He added: ‘The point is that for a Muslim, a depiction, particularly a comic or demeaning depiction, of the Prophet Mohammed might have the emotional force of a piece of grotesque child pornography.
‘One of the mistakes secularists make is not to understand the character of what blasphemy feels like to someone who is a realist in their religious belief.’
I think he miss a point here. Blasphemy used to have « emotional force of a piece of grotesque child pornography » to Christians. It stopped because after watching a few, most of them realized it wasn't so bad, after all.
How do you expect people not to consider their religion above criticism/satire/mockery when you refuse to criticize, satire or mock it ? Things don't change by themselves, it takes courageous people to change them.
In an interview, he said Islam was ‘almost entirely’ practised by people who already may feel in other ways ‘isolated’, ‘prejudiced against’ and who may regard an attack on their religion as ‘racism by other means’.

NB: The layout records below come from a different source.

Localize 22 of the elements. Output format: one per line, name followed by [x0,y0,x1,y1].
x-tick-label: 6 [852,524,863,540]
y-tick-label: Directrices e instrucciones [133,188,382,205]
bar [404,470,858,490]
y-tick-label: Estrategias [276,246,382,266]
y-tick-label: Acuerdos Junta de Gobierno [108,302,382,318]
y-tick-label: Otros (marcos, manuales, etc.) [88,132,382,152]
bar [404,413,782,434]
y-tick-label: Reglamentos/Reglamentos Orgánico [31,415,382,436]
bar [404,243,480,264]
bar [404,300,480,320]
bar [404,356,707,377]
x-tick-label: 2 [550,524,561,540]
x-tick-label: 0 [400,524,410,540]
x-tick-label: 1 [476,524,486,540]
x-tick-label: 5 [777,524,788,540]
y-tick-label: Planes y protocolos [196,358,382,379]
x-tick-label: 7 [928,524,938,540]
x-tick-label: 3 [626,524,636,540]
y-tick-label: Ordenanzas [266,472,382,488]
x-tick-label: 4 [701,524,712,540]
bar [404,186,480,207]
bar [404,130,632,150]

Well, if they fell prejudiced when they are treated the same way as others, and don't get
more respect for them, I'd say the problem is on
their side.
Not meaning we shouldn't help them overcome this problem, but hiding it and encouraging them to continue this way does not seem the right thing to do.
So I encourage caricature of Muhammad. Actually, that was one of my old avatar :
(Text reads : I'm a caricature of Muhammad).
I even made a cool animated version where Muhammad became Jesus, then Chuck Norris, then Sarkozy, and a few others, bug sadly gif does not support transparency as well as png.
Why don't they can introduce an Islam-hating Pakistani ex-Muslim character in Eastenders called Sharif?
Because that would be think off just as much an attack on Muslims than it would if the Islam-hating character is Benedict or Samuel. Or maybe even worse. And the actor playing the character would be just as much a target for any radical than Ayaan Hirsi Ali or Taslima Nasreen, and I don't think any actor wants that.